A chi non è d’accordo con queste considerazioni non resta che provare il contrario, se ci riesce. Il resto sono parole al vento che generano solo confusione.
Uno piccolo spazio residuo di intervento è previsto, ma solo a scuole aperte, per sopravvenuta eccezionale e straordinaria necessità, ravvisabile nel “riscontro di focolai o rischio estremamente elevato di diffusione del virus SARS-CoV-2 o di sue varianti nella popolazione scolastica”, con provvedimenti adeguati e proporzionali, come la chiusura di singoli plessi. Anche tale disposizione non richiede particolari commenti.
Nei Paesi civili fondati sulle regole da rispettare, la soluzione dei contrasti all’interno della Comunità viene portata innanzi alla Giurisdizione competente.
Il Tar è un presidio di Giustizia assolutamente essenziale perché chiamato a ripristinare la legalità nei confronti dell’amministrazione pubblica a tutela del cittadino: è una conquista delle moderne democrazie contro l’idea ottocentesca dell’infallibilità dello Stato che aveva di fronte solo sudditi. Per questo occorrerebbe riflettere prima di formulare sgangherate critiche. Il Tar non è il problema ma la cura contro le patologie del sistema.
Essere buoni cittadini significa sia accettare le leggi dello Stato (anche se non si condividono) e poi i correttivi operati dalla magistratura alla loro applicazione (anche se non piacciono): il resto è populismo ed irresponsabilità.

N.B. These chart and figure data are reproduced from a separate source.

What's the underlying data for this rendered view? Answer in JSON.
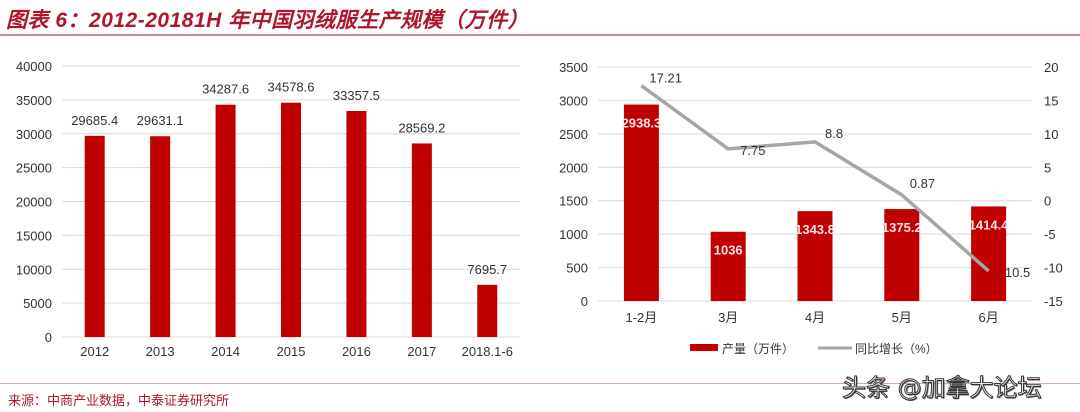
{
  "title": "图表 6：2012-20181H 年中国羽绒服生产规模（万件）",
  "source": "来源：中商产业数据，中泰证券研究所",
  "watermark": "头条 @加拿大论坛",
  "colors": {
    "bar": "#c00000",
    "line": "#a6a6a6",
    "title": "#b0162b",
    "grid": "#d9d9d9"
  },
  "chart_data": [
    {
      "type": "bar",
      "title": "",
      "categories": [
        "2012",
        "2013",
        "2014",
        "2015",
        "2016",
        "2017",
        "2018.1-6"
      ],
      "values": [
        29685.4,
        29631.1,
        34287.6,
        34578.6,
        33357.5,
        28569.2,
        7695.7
      ],
      "value_labels": [
        "29685.4",
        "29631.1",
        "34287.6",
        "34578.6",
        "33357.5",
        "28569.2",
        "7695.7"
      ],
      "xlabel": "",
      "ylabel": "",
      "ylim": [
        0,
        40000
      ],
      "yticks": [
        "40000",
        "35000",
        "30000",
        "25000",
        "20000",
        "15000",
        "10000",
        "5000",
        "0"
      ],
      "grid": true
    },
    {
      "type": "bar+line",
      "title": "",
      "categories": [
        "1-2月",
        "3月",
        "4月",
        "5月",
        "6月"
      ],
      "series": [
        {
          "name": "产量（万件）",
          "type": "bar",
          "axis": "left",
          "values": [
            2938.3,
            1036,
            1343.8,
            1375.2,
            1414.4
          ],
          "value_labels": [
            "2938.3",
            "1036",
            "1343.8",
            "1375.2",
            "1414.4"
          ]
        },
        {
          "name": "同比增长（%）",
          "type": "line",
          "axis": "right",
          "values": [
            17.21,
            7.75,
            8.8,
            0.87,
            -10.5
          ],
          "value_labels": [
            "17.21",
            "7.75",
            "8.8",
            "0.87",
            "-10.5"
          ]
        }
      ],
      "ylim_left": [
        0,
        3500
      ],
      "yticks_left": [
        "3500",
        "3000",
        "2500",
        "2000",
        "1500",
        "1000",
        "500",
        "0"
      ],
      "ylim_right": [
        -15,
        20
      ],
      "yticks_right": [
        "20",
        "15",
        "10",
        "5",
        "0",
        "-5",
        "-10",
        "-15"
      ],
      "legend": [
        "产量（万件）",
        "同比增长（%）"
      ],
      "legend_position": "bottom",
      "grid": true
    }
  ]
}
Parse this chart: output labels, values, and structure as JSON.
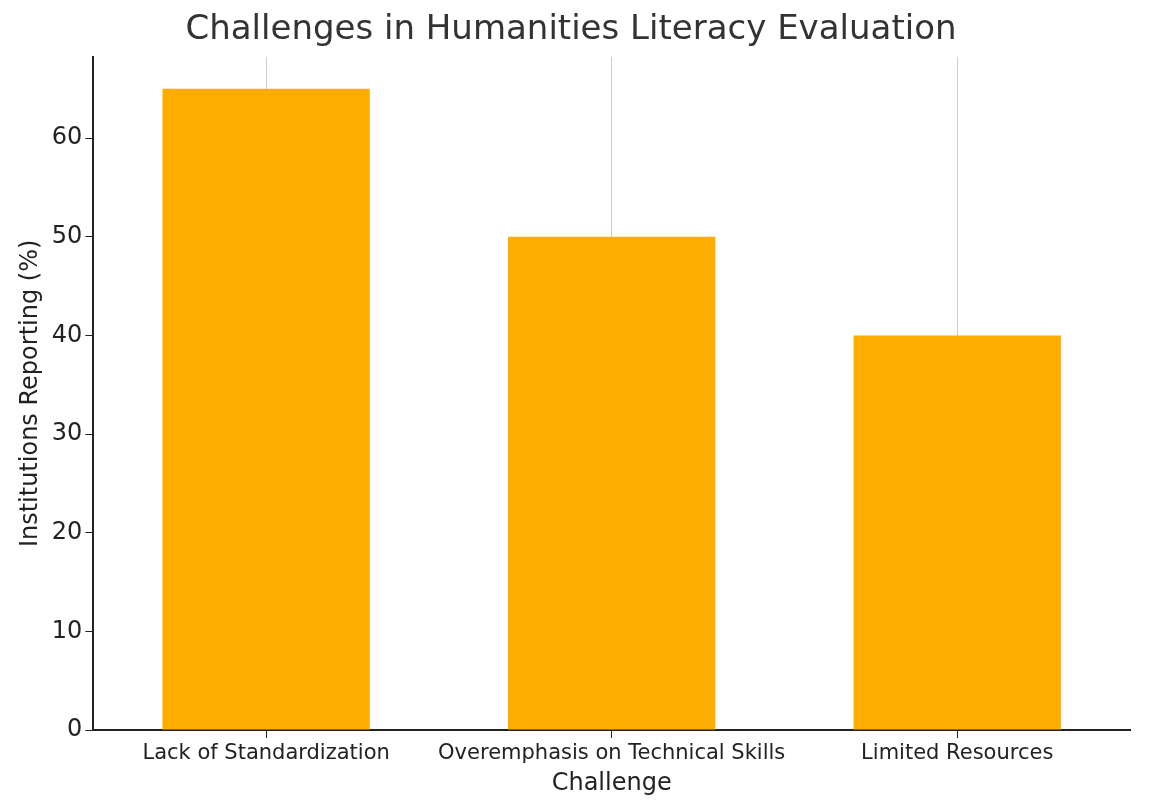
{
  "chart_data": {
    "type": "bar",
    "title": "Challenges in Humanities Literacy Evaluation",
    "xlabel": "Challenge",
    "ylabel": "Institutions Reporting (%)",
    "categories": [
      "Lack of Standardization",
      "Overemphasis on Technical Skills",
      "Limited Resources"
    ],
    "values": [
      65,
      50,
      40
    ],
    "color": "#ffae00",
    "ylim": [
      0,
      68.25
    ],
    "yticks": [
      0,
      10,
      20,
      30,
      40,
      50,
      60
    ],
    "grid": "x",
    "legend": false
  }
}
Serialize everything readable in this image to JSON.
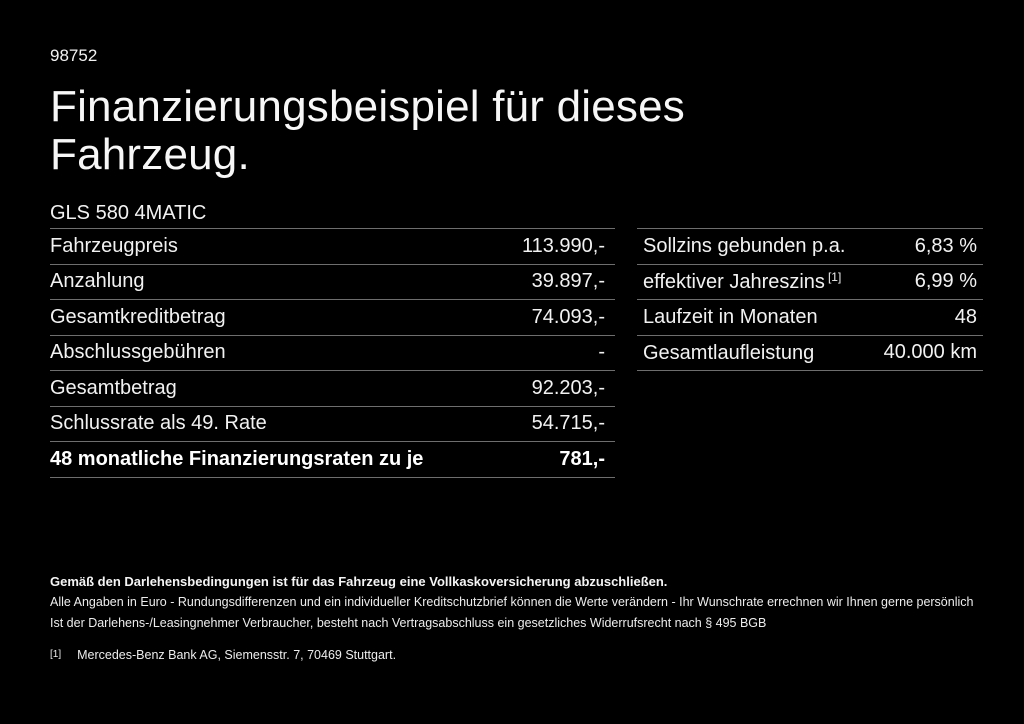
{
  "page": {
    "background_color": "#000000",
    "text_color": "#f2f2f2",
    "divider_color": "#6e6e6e",
    "ref_number": "98752",
    "title": "Finanzierungsbeispiel für dieses Fahrzeug.",
    "model": "GLS 580 4MATIC"
  },
  "finance_table": {
    "rows": [
      {
        "label": "Fahrzeugpreis",
        "value": "113.990,-"
      },
      {
        "label": "Anzahlung",
        "value": "39.897,-"
      },
      {
        "label": "Gesamtkreditbetrag",
        "value": "74.093,-"
      },
      {
        "label": "Abschlussgebühren",
        "value": "-"
      },
      {
        "label": "Gesamtbetrag",
        "value": "92.203,-"
      },
      {
        "label": "Schlussrate als 49. Rate",
        "value": "54.715,-"
      },
      {
        "label": "48 monatliche Finanzierungsraten zu je",
        "value": "781,-"
      }
    ]
  },
  "conditions_table": {
    "rows": [
      {
        "label": "Sollzins gebunden p.a.",
        "sup": "",
        "value": "6,83 %"
      },
      {
        "label": "effektiver Jahreszins",
        "sup": "[1]",
        "value": "6,99 %"
      },
      {
        "label": "Laufzeit in Monaten",
        "sup": "",
        "value": "48"
      },
      {
        "label": "Gesamtlaufleistung",
        "sup": "",
        "value": "40.000 km"
      }
    ]
  },
  "footer": {
    "insurance_note": "Gemäß den Darlehensbedingungen ist für das Fahrzeug eine Vollkaskoversicherung abzuschließen.",
    "disclaimer_line1": "Alle Angaben in Euro - Rundungsdifferenzen und ein individueller Kreditschutzbrief können die Werte verändern - Ihr Wunschrate errechnen wir Ihnen gerne persönlich",
    "disclaimer_line2": "Ist der Darlehens-/Leasingnehmer Verbraucher, besteht nach Vertragsabschluss ein gesetzliches Widerrufsrecht nach § 495 BGB",
    "footnote_marker": "[1]",
    "footnote_text": "Mercedes-Benz Bank AG, Siemensstr. 7, 70469 Stuttgart."
  }
}
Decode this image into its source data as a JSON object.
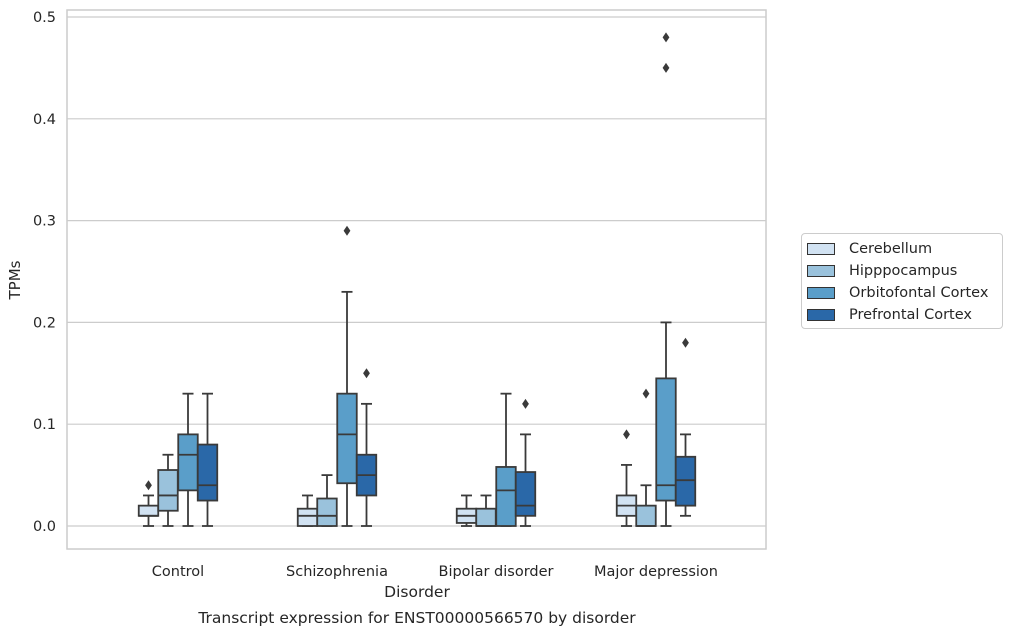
{
  "chart_data": {
    "type": "box",
    "xlabel": "Disorder",
    "ylabel": "TPMs",
    "caption": "Transcript expression for ENST00000566570 by disorder",
    "categories": [
      "Control",
      "Schizophrenia",
      "Bipolar disorder",
      "Major depression"
    ],
    "ylim": [
      -0.023,
      0.505
    ],
    "yticks": [
      0.0,
      0.1,
      0.2,
      0.3,
      0.4,
      0.5
    ],
    "ytick_labels": [
      "0.0",
      "0.1",
      "0.2",
      "0.3",
      "0.4",
      "0.5"
    ],
    "grid": "horizontal",
    "legend_position": "right, outside plot",
    "series": [
      {
        "name": "Cerebellum",
        "color": "#d1e2f2",
        "boxes": [
          {
            "category": "Control",
            "whisker_low": 0.0,
            "q1": 0.01,
            "median": 0.01,
            "q3": 0.02,
            "whisker_high": 0.03,
            "outliers": [
              0.04
            ]
          },
          {
            "category": "Schizophrenia",
            "whisker_low": 0.0,
            "q1": 0.0,
            "median": 0.01,
            "q3": 0.017,
            "whisker_high": 0.03,
            "outliers": []
          },
          {
            "category": "Bipolar disorder",
            "whisker_low": 0.0,
            "q1": 0.003,
            "median": 0.01,
            "q3": 0.017,
            "whisker_high": 0.03,
            "outliers": []
          },
          {
            "category": "Major depression",
            "whisker_low": 0.0,
            "q1": 0.01,
            "median": 0.02,
            "q3": 0.03,
            "whisker_high": 0.06,
            "outliers": [
              0.09
            ]
          }
        ]
      },
      {
        "name": "Hipppocampus",
        "color": "#9ac2dc",
        "boxes": [
          {
            "category": "Control",
            "whisker_low": 0.0,
            "q1": 0.015,
            "median": 0.03,
            "q3": 0.055,
            "whisker_high": 0.07,
            "outliers": []
          },
          {
            "category": "Schizophrenia",
            "whisker_low": 0.0,
            "q1": 0.0,
            "median": 0.01,
            "q3": 0.027,
            "whisker_high": 0.05,
            "outliers": []
          },
          {
            "category": "Bipolar disorder",
            "whisker_low": 0.0,
            "q1": 0.0,
            "median": 0.0,
            "q3": 0.017,
            "whisker_high": 0.03,
            "outliers": []
          },
          {
            "category": "Major depression",
            "whisker_low": 0.0,
            "q1": 0.0,
            "median": 0.0,
            "q3": 0.02,
            "whisker_high": 0.04,
            "outliers": [
              0.13
            ]
          }
        ]
      },
      {
        "name": "Orbitofontal Cortex",
        "color": "#5a9ec9",
        "boxes": [
          {
            "category": "Control",
            "whisker_low": 0.0,
            "q1": 0.035,
            "median": 0.07,
            "q3": 0.09,
            "whisker_high": 0.13,
            "outliers": []
          },
          {
            "category": "Schizophrenia",
            "whisker_low": 0.0,
            "q1": 0.042,
            "median": 0.09,
            "q3": 0.13,
            "whisker_high": 0.23,
            "outliers": [
              0.29
            ]
          },
          {
            "category": "Bipolar disorder",
            "whisker_low": 0.0,
            "q1": 0.0,
            "median": 0.035,
            "q3": 0.058,
            "whisker_high": 0.13,
            "outliers": []
          },
          {
            "category": "Major depression",
            "whisker_low": 0.0,
            "q1": 0.025,
            "median": 0.04,
            "q3": 0.145,
            "whisker_high": 0.2,
            "outliers": [
              0.45,
              0.48
            ]
          }
        ]
      },
      {
        "name": "Prefrontal Cortex",
        "color": "#2a68a8",
        "boxes": [
          {
            "category": "Control",
            "whisker_low": 0.0,
            "q1": 0.025,
            "median": 0.04,
            "q3": 0.08,
            "whisker_high": 0.13,
            "outliers": []
          },
          {
            "category": "Schizophrenia",
            "whisker_low": 0.0,
            "q1": 0.03,
            "median": 0.05,
            "q3": 0.07,
            "whisker_high": 0.12,
            "outliers": [
              0.15
            ]
          },
          {
            "category": "Bipolar disorder",
            "whisker_low": 0.0,
            "q1": 0.01,
            "median": 0.02,
            "q3": 0.053,
            "whisker_high": 0.09,
            "outliers": [
              0.12
            ]
          },
          {
            "category": "Major depression",
            "whisker_low": 0.01,
            "q1": 0.02,
            "median": 0.045,
            "q3": 0.068,
            "whisker_high": 0.09,
            "outliers": [
              0.18
            ]
          }
        ]
      }
    ]
  }
}
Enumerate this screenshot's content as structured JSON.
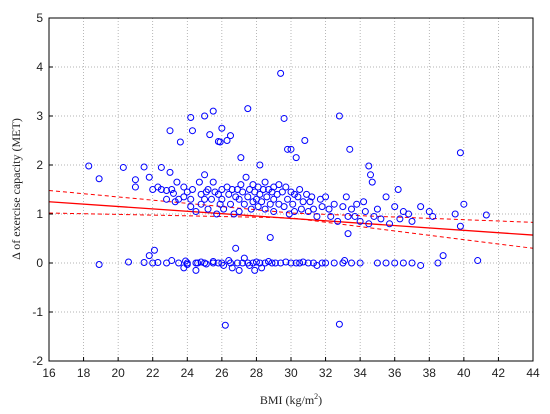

Di sicuro sono inaccettabili i tentativi di ribaltare le posizioni in campo, assolvendo chi la legge ha violato e colpevolizzando chi si è battuto per farla rispettare.
Insomma un inappropriato comportamento e la sconoscenza di elementi basilari, hanno creato una sterile discussione ed un inutile conflitto.
Per concludere credo che necessiti un cambio di passo anche da parte della società civile e, come ha scritto De Rita, più che chiedere rassicurazioni, tutti noi dovremmo segnalare che l’accucciamento nella paura non porta da nessuna parte e fa comodo solo ai governanti incapaci.